SADD observed Arbor Day on April 25 by planting a Japanese Yoshino flowering cherry tree. Student Faith Osborn contacted Reseda Nursery for the donation.
“Faith, thinking about our environment, wanted to plant a tree to enhance Discovery’s landscaping and leave a lasting memory of the 2014 eighth-grade class,” drama teacher and SADD sponsor Emma Wilbanks said.
SADD is a “peer-to-peer education and activism organization” that advocates for students to avoid underage drinking and drug use, risky and impaired driving, violence, suicide and unwise decisions, Wilbanks said. They want students to have “the best prevention tools possible to deal with the issues they face.”
SADD’s leadership board includes Caroline White, Jordan Lehman, Annie Sieja, Becca Fraley, Zach Wood, Aija Abele, Anna Hershman, Savannah Brown, Michaela Philip, Allie Dutton, Katie Clark and Diamond Smith.

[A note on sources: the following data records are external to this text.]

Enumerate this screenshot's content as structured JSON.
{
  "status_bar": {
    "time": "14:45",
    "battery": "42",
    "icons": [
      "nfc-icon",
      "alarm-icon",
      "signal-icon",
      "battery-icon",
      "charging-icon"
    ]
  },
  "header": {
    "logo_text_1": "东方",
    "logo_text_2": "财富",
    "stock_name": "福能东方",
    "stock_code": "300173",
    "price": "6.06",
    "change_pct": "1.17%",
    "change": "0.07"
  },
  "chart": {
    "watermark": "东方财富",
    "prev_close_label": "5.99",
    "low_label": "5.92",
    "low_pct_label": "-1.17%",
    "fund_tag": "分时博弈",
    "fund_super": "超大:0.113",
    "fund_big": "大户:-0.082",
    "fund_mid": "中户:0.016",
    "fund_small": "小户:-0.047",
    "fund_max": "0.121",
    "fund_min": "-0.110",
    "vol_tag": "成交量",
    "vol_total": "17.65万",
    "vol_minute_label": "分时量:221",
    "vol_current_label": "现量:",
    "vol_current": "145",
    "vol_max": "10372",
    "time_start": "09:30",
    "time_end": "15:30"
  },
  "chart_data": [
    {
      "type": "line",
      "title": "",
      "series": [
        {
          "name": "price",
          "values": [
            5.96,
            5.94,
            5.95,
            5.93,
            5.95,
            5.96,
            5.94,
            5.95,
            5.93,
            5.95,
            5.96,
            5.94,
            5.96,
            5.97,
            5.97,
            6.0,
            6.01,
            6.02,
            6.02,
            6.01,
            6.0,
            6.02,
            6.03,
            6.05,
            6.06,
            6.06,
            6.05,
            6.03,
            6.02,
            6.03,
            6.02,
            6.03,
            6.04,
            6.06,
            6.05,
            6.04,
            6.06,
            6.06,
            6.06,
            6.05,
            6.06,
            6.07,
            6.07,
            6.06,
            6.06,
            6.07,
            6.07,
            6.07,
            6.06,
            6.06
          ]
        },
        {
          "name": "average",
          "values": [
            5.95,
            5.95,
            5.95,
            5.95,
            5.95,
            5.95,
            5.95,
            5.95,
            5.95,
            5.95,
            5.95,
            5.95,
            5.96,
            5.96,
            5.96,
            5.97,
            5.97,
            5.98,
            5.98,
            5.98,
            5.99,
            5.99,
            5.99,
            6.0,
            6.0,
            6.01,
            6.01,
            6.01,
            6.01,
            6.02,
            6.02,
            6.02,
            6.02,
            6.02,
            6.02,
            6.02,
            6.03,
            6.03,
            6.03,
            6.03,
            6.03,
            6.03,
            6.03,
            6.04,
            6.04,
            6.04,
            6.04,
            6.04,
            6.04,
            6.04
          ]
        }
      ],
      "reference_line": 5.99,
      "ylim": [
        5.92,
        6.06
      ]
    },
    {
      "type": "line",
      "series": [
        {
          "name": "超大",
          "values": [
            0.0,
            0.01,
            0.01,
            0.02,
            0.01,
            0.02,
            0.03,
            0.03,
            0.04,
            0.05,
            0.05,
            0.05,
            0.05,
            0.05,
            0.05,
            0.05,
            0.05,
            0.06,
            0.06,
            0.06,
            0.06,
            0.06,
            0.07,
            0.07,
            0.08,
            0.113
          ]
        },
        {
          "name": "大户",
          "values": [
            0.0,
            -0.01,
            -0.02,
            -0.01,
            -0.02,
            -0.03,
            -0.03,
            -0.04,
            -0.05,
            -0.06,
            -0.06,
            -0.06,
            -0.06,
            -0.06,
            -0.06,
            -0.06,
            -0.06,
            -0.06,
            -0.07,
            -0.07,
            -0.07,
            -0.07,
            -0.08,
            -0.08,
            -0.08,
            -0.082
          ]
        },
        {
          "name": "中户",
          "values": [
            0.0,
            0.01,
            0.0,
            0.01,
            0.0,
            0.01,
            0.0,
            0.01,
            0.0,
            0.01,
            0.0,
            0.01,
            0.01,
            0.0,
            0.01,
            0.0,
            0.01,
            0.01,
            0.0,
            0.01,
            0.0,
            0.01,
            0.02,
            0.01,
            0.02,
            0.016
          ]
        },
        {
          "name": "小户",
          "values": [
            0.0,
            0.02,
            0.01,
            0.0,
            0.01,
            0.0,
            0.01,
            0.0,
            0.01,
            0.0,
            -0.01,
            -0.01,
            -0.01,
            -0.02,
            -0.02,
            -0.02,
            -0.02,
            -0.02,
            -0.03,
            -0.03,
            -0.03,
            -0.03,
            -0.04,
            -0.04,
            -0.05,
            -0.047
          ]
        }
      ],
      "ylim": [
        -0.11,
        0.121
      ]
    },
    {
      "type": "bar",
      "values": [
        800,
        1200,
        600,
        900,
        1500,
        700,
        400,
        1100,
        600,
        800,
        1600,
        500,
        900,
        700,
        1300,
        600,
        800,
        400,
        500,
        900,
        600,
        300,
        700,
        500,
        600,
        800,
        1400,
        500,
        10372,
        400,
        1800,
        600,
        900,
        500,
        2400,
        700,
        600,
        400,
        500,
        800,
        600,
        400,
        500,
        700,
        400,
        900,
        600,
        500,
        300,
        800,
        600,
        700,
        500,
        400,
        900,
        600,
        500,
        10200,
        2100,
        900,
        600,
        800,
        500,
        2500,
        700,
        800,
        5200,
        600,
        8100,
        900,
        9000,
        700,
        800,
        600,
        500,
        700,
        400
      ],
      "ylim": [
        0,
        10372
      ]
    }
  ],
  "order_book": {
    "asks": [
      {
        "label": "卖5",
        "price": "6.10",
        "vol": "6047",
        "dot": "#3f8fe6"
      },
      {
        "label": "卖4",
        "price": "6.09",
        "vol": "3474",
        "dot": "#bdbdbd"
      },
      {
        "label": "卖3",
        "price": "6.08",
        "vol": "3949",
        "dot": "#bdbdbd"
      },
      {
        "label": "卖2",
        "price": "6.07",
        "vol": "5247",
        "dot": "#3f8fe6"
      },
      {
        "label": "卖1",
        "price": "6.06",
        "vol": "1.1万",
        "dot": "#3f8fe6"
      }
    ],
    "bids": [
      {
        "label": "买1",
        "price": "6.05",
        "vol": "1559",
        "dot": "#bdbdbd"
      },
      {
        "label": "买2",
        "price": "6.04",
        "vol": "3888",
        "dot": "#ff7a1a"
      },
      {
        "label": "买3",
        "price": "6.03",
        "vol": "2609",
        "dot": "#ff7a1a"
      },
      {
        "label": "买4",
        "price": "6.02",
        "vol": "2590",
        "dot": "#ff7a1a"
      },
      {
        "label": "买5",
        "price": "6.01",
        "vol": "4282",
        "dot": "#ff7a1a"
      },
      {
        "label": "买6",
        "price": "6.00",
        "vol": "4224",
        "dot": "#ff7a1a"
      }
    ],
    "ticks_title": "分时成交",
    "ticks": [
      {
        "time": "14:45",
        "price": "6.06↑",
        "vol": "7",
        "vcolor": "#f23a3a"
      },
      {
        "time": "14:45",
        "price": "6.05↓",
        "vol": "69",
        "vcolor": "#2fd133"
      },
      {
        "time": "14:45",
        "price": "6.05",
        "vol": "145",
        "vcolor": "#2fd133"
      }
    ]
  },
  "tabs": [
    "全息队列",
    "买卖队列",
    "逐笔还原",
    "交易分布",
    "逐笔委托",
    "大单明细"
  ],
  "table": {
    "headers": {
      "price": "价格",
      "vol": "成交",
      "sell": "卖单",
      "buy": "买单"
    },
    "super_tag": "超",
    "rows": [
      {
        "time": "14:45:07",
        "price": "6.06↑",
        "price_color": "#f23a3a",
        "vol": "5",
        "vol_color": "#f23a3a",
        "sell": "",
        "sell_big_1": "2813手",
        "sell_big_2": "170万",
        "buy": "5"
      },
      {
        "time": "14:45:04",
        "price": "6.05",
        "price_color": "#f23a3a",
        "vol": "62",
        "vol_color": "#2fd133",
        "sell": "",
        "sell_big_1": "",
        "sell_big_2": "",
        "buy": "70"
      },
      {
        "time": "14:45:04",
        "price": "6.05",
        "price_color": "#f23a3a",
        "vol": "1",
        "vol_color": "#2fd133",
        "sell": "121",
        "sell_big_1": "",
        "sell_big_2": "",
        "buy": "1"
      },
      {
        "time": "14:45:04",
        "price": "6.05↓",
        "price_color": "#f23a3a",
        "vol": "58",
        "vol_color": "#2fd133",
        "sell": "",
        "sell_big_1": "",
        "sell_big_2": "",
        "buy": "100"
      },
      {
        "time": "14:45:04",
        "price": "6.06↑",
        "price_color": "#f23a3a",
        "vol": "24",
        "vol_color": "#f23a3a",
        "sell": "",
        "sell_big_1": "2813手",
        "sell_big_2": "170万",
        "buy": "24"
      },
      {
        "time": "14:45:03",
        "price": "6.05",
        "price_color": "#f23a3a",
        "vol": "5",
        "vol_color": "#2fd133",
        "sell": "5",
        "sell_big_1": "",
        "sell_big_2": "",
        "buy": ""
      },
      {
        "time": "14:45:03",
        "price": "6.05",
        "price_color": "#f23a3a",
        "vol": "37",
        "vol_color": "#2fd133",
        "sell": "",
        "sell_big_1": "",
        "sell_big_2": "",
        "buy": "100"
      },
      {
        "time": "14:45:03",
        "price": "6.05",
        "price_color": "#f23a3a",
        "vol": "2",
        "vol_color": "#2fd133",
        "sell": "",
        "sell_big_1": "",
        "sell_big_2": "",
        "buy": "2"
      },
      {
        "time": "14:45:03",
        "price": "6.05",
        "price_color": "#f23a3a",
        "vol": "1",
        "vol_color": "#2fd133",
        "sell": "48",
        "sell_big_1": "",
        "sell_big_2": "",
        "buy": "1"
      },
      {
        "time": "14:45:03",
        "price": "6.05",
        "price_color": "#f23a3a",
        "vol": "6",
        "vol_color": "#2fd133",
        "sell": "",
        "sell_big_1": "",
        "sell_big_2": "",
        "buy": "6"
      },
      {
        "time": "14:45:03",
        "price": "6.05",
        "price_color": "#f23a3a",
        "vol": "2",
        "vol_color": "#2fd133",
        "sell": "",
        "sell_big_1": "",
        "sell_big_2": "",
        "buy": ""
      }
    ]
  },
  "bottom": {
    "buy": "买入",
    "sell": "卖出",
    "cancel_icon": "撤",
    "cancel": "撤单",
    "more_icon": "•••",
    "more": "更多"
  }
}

The Discovery SADD chapter sponsors social activities to encourage students “to make constructive choices. They have to be able to live with consequences of their choices,” she said. Any student can join.
Throughout the year, SADD pursues service projects. For Red Ribbon Week, members informed their classmates that “a young person dies every 33 minutes due to a destructive decision,” Wilbanks said. At Christmas, the club donated gifts for a child, a senior citizen and two other recipients with The Salvation Army’s Angel Tree program.
SADD organized a flash mob dance for the Veterans Day assembly. “We created cards with positive statements and passed them out randomly to promote saying positive things to others who might not otherwise hear something positive that particular day,” Wilbanks said.
At a typical SADD meeting, members discuss old/new business, brainstorm for awareness activities on campus and “talk about any topics of interest or concern to our members,” Wilbanks said. Meetings end with a fun activity “that gets every one mingling and interacting.”